Подвижный и суетливый майор Исимото стал безотлучным спутником Зорге на время его поездки в Калган. Он вел себя, как токийский йну, полицейский осведомитель, не спускавший глаз со своего поднадзорного. Исимото очень плохо говорил по-английски и каждый раз смущенно хихикал, не находя нужного слова. Тем не менее он упорно пытался говорить с европейцем на чужом ему языке, желая блеснуть своими познаниями. Рихард не возражал, хотя к этому времени почти свободно говорил по-японски. Он учитывал один психологический момент — человек, слабо знающий язык, все внимание направляет на то, чтобы выразиться правильно, и уже не успевает подумать о том, чтобы не сказать лишнего…
Приехав гиринским экспрессом в Пекин, они переправились на другой вокзал — Сюйюаньской железной дороги — и вскоре тронулись дальше, в Калган, столицу провинции Чахар. Занятые пересадкой, путешественники не успели пообедать и поэтому, как только поезд отошел от платформы Сичжыминского вокзала, перешли в вагон-ресторан, уже заполненный пассажирами. Слуга-китаец в синем халате, с эмблемой Сюйюаньской железной дороги на рукавах, предложил карточку, но оказалось, что на кухне, кроме стандартной путевой еды, ничего нет — рисовый суп, курица с острым зеленым соусом и все тем же вареным рисом. Слуга объяснялся только по-китайски, и Рихард принял на себя роль переводчика, — японец совсем не знал китайского.
Покончив с невкусным обедом,
— Скажите, Исимото-сап, вы тот самый капитан Исимото, которого похитили чжансюэляновские бандиты?
Вопрос застал японца врасплох.
— Да, да… Так… Сейсясь я майор Исимото, — растерянно и торопливо пробормотал он, шумно втянув сквозь зубы воздух.
Рихард имел в виду авантюру Доихара. В начале маньчжурских событий капитана Исимото услали в отдаленный, глухой район северо-западной Маньчжурии, где он бесследно исчез. Были ноты, ультиматумы, угрожающие требования к китайской стороне, но Исимото не находился. Тогда на поиски пропавшего капитана послали войска. Они оккупировали весь этот район, а Исимото живой и здоровый давно уже вернулся в Мукден. Он сам по наущению Доихара инсценировал свое похищение, чтобы дать повод японским экспедиционным войскам быстрее оккупировать нужную территорию…
Теперь генерал Доихара снова был на монгольской границе. Его новую поездку Рихард сопоставил с недавней заметкой, появившейся на страницах «Нью-Йорк трибюн». В ней говорилось:
«Принц Тэ-юань, правитель Внутренней Монголии, заявил в Пекине, что Япония возобновила попытки расширить границы Маньчжоу-го за счет Внешней Монголии. В Панчене строится аэродром для разведывательной службы Квантунской армии».
И вот теперь Доихара находился именно в Панчене, недалеко от границ народной Монголии. Видимо, японцам удалось склонить на свою сторону принца Тэ-юаня, который еще недавно хотя и робко, но возражал против вмешательства в его дела. Ныне Тэ-юань становился одной из главных фигур в японской игре на монгольской границе.

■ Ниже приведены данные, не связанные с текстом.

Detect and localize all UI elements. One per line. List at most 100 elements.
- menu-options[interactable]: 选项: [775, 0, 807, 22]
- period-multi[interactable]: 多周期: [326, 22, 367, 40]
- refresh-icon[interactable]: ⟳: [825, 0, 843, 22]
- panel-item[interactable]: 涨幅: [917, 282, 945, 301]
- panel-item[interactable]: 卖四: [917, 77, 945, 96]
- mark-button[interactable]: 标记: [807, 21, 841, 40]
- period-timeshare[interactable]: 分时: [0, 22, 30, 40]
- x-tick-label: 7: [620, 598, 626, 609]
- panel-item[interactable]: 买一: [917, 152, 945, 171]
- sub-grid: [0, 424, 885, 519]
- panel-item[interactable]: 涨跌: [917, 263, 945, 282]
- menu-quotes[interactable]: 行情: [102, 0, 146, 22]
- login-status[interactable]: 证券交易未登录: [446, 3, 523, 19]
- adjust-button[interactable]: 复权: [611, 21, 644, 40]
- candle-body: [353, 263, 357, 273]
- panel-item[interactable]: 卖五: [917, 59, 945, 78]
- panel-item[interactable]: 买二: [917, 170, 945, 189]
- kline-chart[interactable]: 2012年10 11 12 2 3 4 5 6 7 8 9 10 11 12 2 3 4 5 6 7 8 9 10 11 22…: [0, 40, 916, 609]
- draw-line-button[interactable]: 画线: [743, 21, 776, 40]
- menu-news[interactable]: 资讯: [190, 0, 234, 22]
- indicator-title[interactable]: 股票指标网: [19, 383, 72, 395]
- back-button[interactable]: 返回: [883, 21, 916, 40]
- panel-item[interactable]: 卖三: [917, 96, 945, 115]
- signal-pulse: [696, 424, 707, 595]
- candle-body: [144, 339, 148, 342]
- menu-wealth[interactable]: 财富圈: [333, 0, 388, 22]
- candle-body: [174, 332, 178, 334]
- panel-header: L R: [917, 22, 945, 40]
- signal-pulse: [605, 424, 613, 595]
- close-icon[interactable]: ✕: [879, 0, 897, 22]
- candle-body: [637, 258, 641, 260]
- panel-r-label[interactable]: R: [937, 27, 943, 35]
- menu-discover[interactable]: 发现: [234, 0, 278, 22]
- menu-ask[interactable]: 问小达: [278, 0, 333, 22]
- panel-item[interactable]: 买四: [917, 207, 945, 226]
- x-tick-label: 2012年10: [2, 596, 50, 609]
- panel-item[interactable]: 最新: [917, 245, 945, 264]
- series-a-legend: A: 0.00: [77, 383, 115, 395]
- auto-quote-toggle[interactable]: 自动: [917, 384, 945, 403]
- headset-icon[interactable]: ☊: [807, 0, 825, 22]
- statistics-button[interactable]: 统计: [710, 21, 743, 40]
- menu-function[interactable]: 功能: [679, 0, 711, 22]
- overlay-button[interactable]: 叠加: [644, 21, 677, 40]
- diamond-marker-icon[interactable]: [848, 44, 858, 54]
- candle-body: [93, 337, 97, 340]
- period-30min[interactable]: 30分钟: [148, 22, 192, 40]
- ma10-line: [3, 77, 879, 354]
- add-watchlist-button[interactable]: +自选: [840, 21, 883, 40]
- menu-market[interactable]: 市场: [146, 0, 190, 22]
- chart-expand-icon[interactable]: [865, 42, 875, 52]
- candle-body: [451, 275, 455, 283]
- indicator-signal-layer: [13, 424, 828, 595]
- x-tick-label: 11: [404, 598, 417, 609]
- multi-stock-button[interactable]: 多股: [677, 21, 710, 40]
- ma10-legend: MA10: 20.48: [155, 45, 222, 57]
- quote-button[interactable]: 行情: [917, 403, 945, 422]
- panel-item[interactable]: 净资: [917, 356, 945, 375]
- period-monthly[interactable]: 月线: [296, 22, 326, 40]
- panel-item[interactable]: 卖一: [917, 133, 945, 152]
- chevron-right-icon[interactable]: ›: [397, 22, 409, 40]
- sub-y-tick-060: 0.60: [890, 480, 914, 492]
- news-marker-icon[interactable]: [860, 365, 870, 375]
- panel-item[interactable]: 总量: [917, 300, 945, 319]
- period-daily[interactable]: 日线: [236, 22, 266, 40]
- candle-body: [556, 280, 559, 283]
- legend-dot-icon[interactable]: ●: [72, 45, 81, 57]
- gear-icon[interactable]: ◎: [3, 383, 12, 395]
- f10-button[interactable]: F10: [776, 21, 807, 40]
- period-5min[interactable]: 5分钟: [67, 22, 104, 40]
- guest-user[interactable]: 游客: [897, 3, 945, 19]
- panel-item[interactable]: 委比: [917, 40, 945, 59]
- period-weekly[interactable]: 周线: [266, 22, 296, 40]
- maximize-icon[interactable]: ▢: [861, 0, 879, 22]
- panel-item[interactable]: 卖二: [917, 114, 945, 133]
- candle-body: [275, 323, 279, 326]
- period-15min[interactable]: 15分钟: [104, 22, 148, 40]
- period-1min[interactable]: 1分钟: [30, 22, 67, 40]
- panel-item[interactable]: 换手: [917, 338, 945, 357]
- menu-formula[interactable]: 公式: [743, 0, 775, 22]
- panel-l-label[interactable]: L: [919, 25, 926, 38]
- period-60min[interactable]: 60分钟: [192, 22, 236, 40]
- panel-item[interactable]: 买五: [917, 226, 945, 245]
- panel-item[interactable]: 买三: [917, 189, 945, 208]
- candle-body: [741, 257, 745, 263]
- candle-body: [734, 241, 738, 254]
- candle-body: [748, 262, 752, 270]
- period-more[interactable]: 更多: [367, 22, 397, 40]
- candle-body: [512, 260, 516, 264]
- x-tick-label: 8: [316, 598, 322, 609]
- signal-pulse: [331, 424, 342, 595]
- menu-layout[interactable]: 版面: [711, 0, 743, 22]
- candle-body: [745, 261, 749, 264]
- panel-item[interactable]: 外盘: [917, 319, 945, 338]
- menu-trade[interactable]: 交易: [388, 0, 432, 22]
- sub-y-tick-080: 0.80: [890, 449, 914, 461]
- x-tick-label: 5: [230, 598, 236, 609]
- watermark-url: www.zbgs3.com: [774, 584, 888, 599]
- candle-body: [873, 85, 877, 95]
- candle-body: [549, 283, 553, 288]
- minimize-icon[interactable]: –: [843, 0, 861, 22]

Было за полдень, косые лучи солнца проникали сквозь цветные стекла вагона-ресторана, бросали фиолетовые, красные, зеленые блики на шелковые куртки пассажиров, и черный шелк переливался всеми цветами радуги. Поезд пересекал широкую равнину, за окном медленно кружили, откатываясь назад, квадратики полей, глинобитные хижины, обнесенные такими же глинобитными «семейными» крепостными стенами для защиты от набегов хунхузов. А далеко впереди, без всякого перехода, без предгорий, как-то вдруг на краю плоской долины поднимались из земли отвесные, зубчатые скалы.
По вершине хребта, повторяя его причудливые изломы, бесконечной каменной гусеницей ползла Великая китайская стена. Она начиналась где-то здесь, в центре Азиатского материка, и обрывалась далеко на востоке, у берегов Ляодунского залива, протянувшись на четыре тысячи километров. Рихард вспомнил: несколько лет назад по дороге в Москву он проезжал через Шанхайгуань, где стена, воздвигнутая для того, чтобы защищать Китай от набегов кочевников, обрывалась у моря. Стена, стоявшая тысячелетия, не смогла защитить страну, только отгородила ее от внешнего мира… Теперь Рихард видел противоположный край этой великой и ненужной стены.